A hopeful moment during one of the darker stretches in modern American history. According to the Times, full authorization by the FDA for emergency use should come on Saturday. The vaccines will roll out to people by Sunday.
Someone should really take a moment to explain that to Joe Biden’s transition team, by the way, because they’re under the impression that full authorization was granted today.
Aren’t they supposed to be the guys with all the Washington know-how, who grasp the finer points of scientific bureaucracy unlike Team Trump?
The FDA has not yet approved the vaccine. A panel has. This statement is wrong pic.twitter.com/CC53mryp63
— Maggie Haberman (@maggieNYT) December 10, 2020
Saturday, not today, is the day. I know, we’re all impatient:
The F.D.A.’s vaccine advisory panel, composed of independent scientific experts, infectious disease doctors and statisticians, voted in favor of emergency authorization for people 16 and older. Although the F.D.A. does not have to follow the advice of its advisory panel, it usually does…
The initial shipment of 6.4 million doses will leave warehouses within 24 hours of being cleared by the F.D.A., according to federal officials.

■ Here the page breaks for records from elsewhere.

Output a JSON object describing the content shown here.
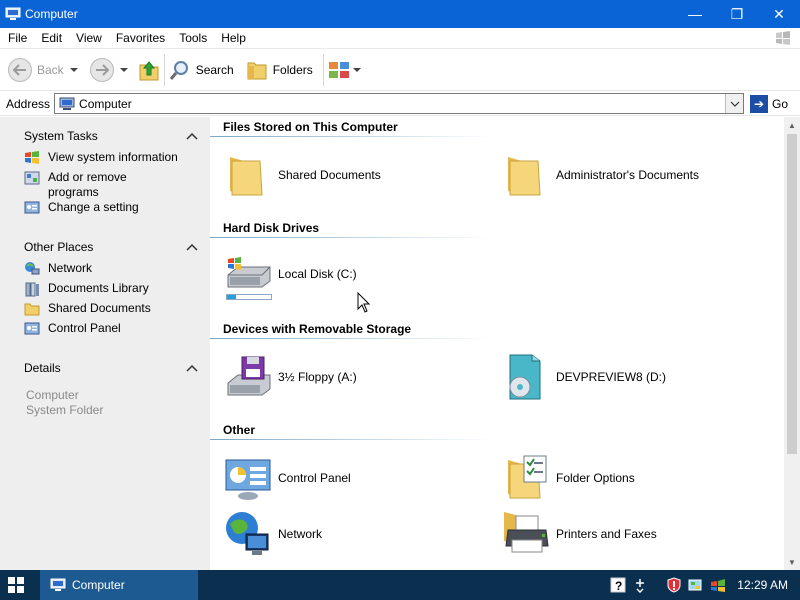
{
  "window": {
    "title": "Computer",
    "minimize": "—",
    "maximize": "❐",
    "close": "✕"
  },
  "menu": [
    "File",
    "Edit",
    "View",
    "Favorites",
    "Tools",
    "Help"
  ],
  "toolbar": {
    "back": "Back",
    "search": "Search",
    "folders": "Folders"
  },
  "address": {
    "label": "Address",
    "value": "Computer",
    "go": "Go"
  },
  "left": {
    "system_tasks": {
      "title": "System Tasks",
      "items": [
        "View system information",
        "Add or remove programs",
        "Change a setting"
      ]
    },
    "other_places": {
      "title": "Other Places",
      "items": [
        "Network",
        "Documents Library",
        "Shared Documents",
        "Control Panel"
      ]
    },
    "details": {
      "title": "Details",
      "name": "Computer",
      "type": "System Folder"
    }
  },
  "groups": {
    "files": {
      "title": "Files Stored on This Computer",
      "items": [
        "Shared Documents",
        "Administrator's Documents"
      ]
    },
    "hdd": {
      "title": "Hard Disk Drives",
      "items": [
        "Local Disk (C:)"
      ],
      "local_disk_used": 0.2
    },
    "removable": {
      "title": "Devices with Removable Storage",
      "items": [
        "3½ Floppy (A:)",
        "DEVPREVIEW8 (D:)"
      ]
    },
    "other": {
      "title": "Other",
      "items": [
        "Control Panel",
        "Folder Options",
        "Network",
        "Printers and Faxes"
      ]
    }
  },
  "taskbar": {
    "task": "Computer",
    "time": "12:29 AM"
  },
  "colors": {
    "titlebar": "#0a64d6",
    "taskbar": "#0b2f4f",
    "leftpane": "#eeeeee",
    "folder": "#f1cf6a"
  }
}
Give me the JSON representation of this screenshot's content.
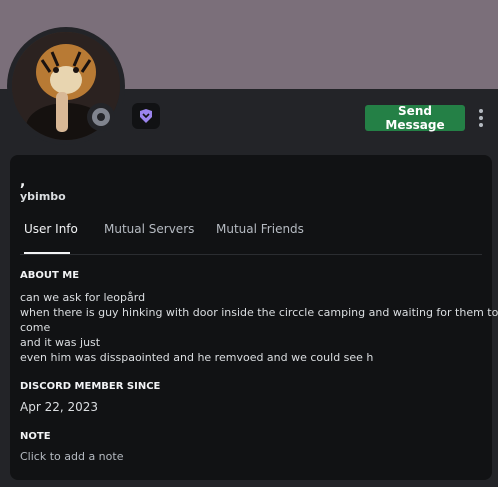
{
  "profile": {
    "display_name": ",",
    "username": "ybimbo",
    "send_message_label": "Send Message"
  },
  "tabs": [
    {
      "label": "User Info"
    },
    {
      "label": "Mutual Servers"
    },
    {
      "label": "Mutual Friends"
    }
  ],
  "about": {
    "title": "ABOUT ME",
    "lines": [
      "can we ask for leopård",
      "when there is guy hinking with door inside the circcle camping and waiting for them to",
      "come",
      "and it was just",
      "even him was disspaointed and he remvoed and we could see h"
    ]
  },
  "member_since": {
    "title": "DISCORD MEMBER SINCE",
    "date": "Apr 22, 2023"
  },
  "note": {
    "title": "NOTE",
    "placeholder": "Click to add a note"
  },
  "icons": {
    "badge": "hypesquad-badge-icon",
    "more": "more-options-icon",
    "status": "offline-status-icon"
  },
  "colors": {
    "banner": "#7b6f7a",
    "send_button": "#248046",
    "badge": "#9b84ee"
  }
}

About half of those doses will be sent across the country, and the other half will be reserved for the initial recipients to receive their second dose about three weeks later…
More than 100 F.D.A. employees have worked nearly round the clock to review the application Pfizer submitted on Nov. 20, compressing months of analysis into weeks as they pored over thousands of pages of clinical trial and manufacturing data.
The FDA took heat lately for supposedly dragging its feet on the approval process, as it’s been more than a week since the UK okayed the same vaccine. Marty Makary, a scientist at Johns Hopkins, wrote a piece last week claiming that his research term could have reviewed the Pfizer data in a matter of hours. What on earth was taking so long at a moment when 3,000 people are dying every day? The FDA had an answer for that at an event held last week, though:
“Among all global regulators, we are the ones that actually don’t just look at the company’s tables. We actually get down and dirty and we look at the actual adverse event reports, the bad spelling errors that are made by physicians sometimes, et cetera,” he said at the event.
Stat confirmed that: “The FDA takes the raw data that companies provide and reanalyzes them, often picking apart statistical calculations made by manufacturers. Among regulators the world over, there is no similar direct check on the data produced by pharmaceutical manufacturers.” The agency’s decision to slow down the trial process in October and require two months of safety data was also controversial — and angered Trump, who recognized that it would mean no EUA before the election — but one can understand why they’d want to be absolutely sure that this product is safe. They’re rolling it out to 300 million people potentially. A mistake about the vaccine’s safety would mean a public health calamity on top of a raging pandemic.
Compressing a regulatory process that normally takes months into weeks without cutting any corners is a real achievement. Hundreds of thousands of lives may be saved because of how the vaccine will truncate the pandemic in 2021. As for 2020:
US COVID-19 death toll as of this evening, per Johns Hopkins University: 291,754
US battle deaths during WWII, per the VA: 291,557 https://t.co/Zhku65i7Ji
— John Haltiwanger (@jchaltiwanger) December 10, 2020
Our daily update is published. States reported 1.9 million tests, 214k cases, and 3,067 deaths. There are 107k people currently hospitalized with COVID-19, a new all-time record. pic.twitter.com/ReYTBJoQgF
— The COVID Tracking Project (@COVID19Tracking) December 11, 2020
This is the worst week of the pandemic to date and every indication is that next week will be worse. But more help is coming: The FDA’s advisory panel is set to meet next week to discuss approval for Moderna’s vaccine.
The process isn’t over for Pfizer, though. The FDA will monitor recipients of the vaccine, of course, not just for side effects but to answer important questions like how long immunity lasts and whether someone who’s vaccinated but infected can spread the disease to others. The knotty questions about who should have priority in receiving the vaccine will continue too. Should teachers get it in order to ensure that schools stay open or is that unfair considering transmission is lower in schools than it is in many other places of business? Should we give pro athletes priority, knowing that they’re at little risk of a severe case but that they may have outsized cultural influence in convincing the average joe to get vaccinated?
It’s nice to think about those questions for once in addition to the usual “How many people are going to die tomorrow?” ones. Next year will be better. Hang on.